Commentators from elsewhere may be interested in this passage from page 71 (page 36 of the PDF file): "Wearing a bicycle helmet for daily trips is unusual in the Netherlands. Only competitive cyclists or mountain bikers tend to wear a helmet for their sport. Some parents give young children bicycle helmets. Usually the helmet is simply packed away for good before the offspring are 10 years old. There is certainly no support for mandatory helmeting. The fear exists that making it mandatory would cause a drop in bicycle use."

Pushing of cycle helmets has recently been blamed for a reduction in cycling in Denmark.

Policies here are still aimed mainly at increasing cycle usage by improving infrastructure to result in an improved experience for cyclists. This has been pursued to a greater extent than in any other country and it has succeeded to a greater extent than in any other country. Overall, the Netherlands still has by far the highest cycling rate with 26% of journeys by bike. Denmark is still in second place with around 19% of journeys by bike and by way of comparison, the English speaking countries all still have around 1% of journeys by bicycle.

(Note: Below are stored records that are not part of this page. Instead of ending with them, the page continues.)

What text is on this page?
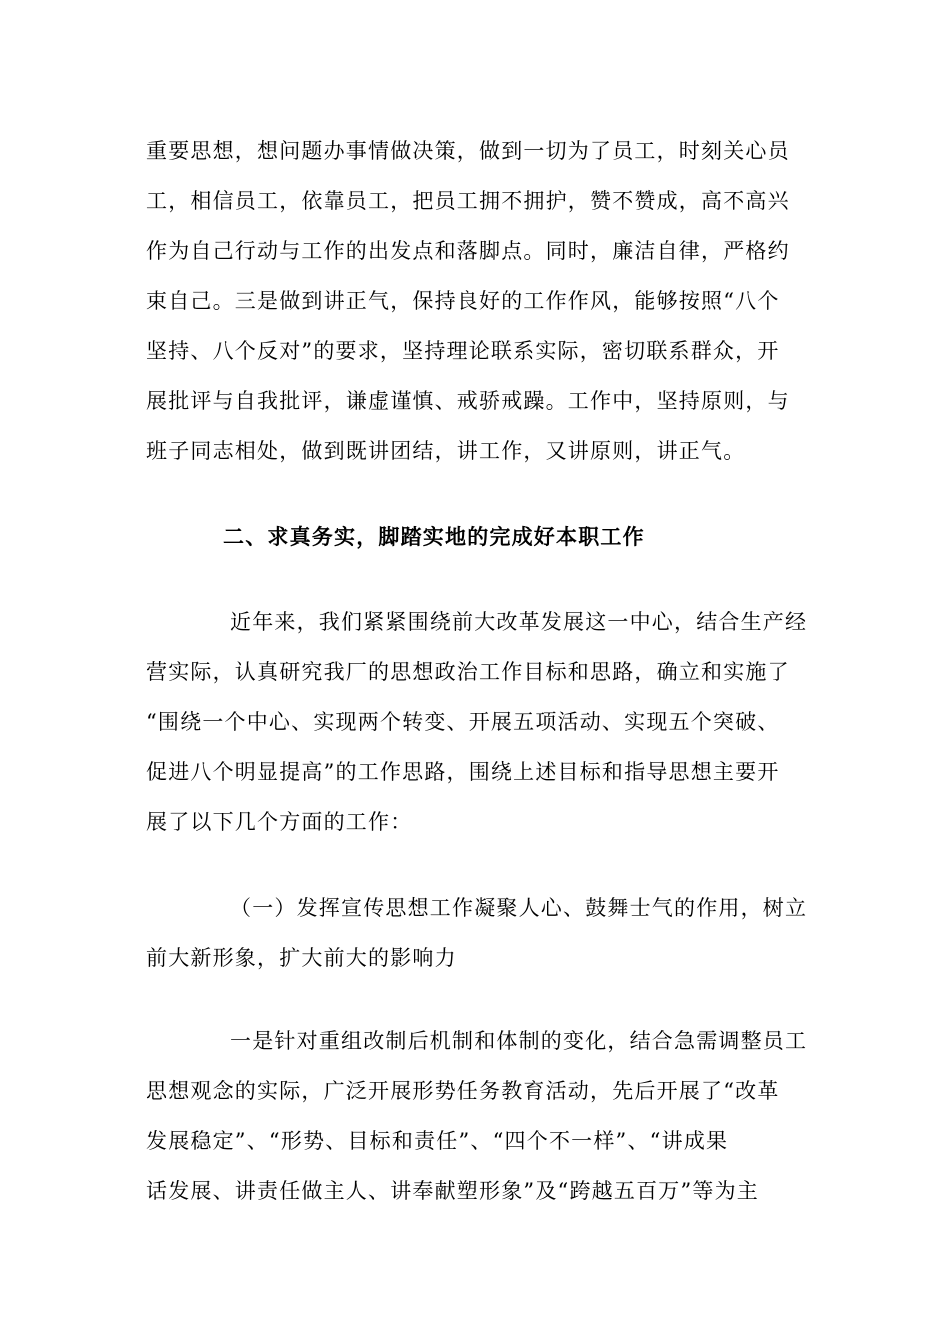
重要思想，想问题办事情做决策，做到一切为了员工，时刻关心员
工，相信员工，依靠员工，把员工拥不拥护，赞不赞成，高不高兴
作为自己行动与工作的出发点和落脚点。同时，廉洁自律，严格约
束自己。三是做到讲正气，保持良好的工作作风，能够按照“八个
坚持、八个反对”的要求，坚持理论联系实际，密切联系群众，开
展批评与自我批评，谦虚谨慎、戒骄戒躁。工作中，坚持原则，与
班子同志相处，做到既讲团结，讲工作，又讲原则，讲正气。
二、求真务实，脚踏实地的完成好本职工作
近年来，我们紧紧围绕前大改革发展这一中心，结合生产经
营实际，认真研究我厂的思想政治工作目标和思路，确立和实施了
“围绕一个中心、实现两个转变、开展五项活动、实现五个突破、
促进八个明显提高”的工作思路，围绕上述目标和指导思想主要开
展了以下几个方面的工作：
（一）发挥宣传思想工作凝聚人心、鼓舞士气的作用，树立
前大新形象，扩大前大的影响力
一是针对重组改制后机制和体制的变化，结合急需调整员工
思想观念的实际，广泛开展形势任务教育活动，先后开展了“改革
发展稳定”、“形势、目标和责任”、“四个不一样”、“讲成果
话发展、讲责任做主人、讲奉献塑形象”及“跨越五百万”等为主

The photo shows bikes outside a village church last Sunday. This is a popular way of getting to church. Sadly, the Danish cycling rate dropped since this article was written.

1 comment:

Anonymous said...

David... There is intense pressure to wear a helmet in the U.S. I wear one mostly out of habit. I'm not suffering under the delusion that it will be of any help if I'm hit by a car. In a move that can only be described as lunatic heresy, I gave my 14-year-old daughter the option to wear one or not. She chooses not to. Although I've taught her the rules of the road and try to always model best practices, this move makes me a bad parent in the U.S.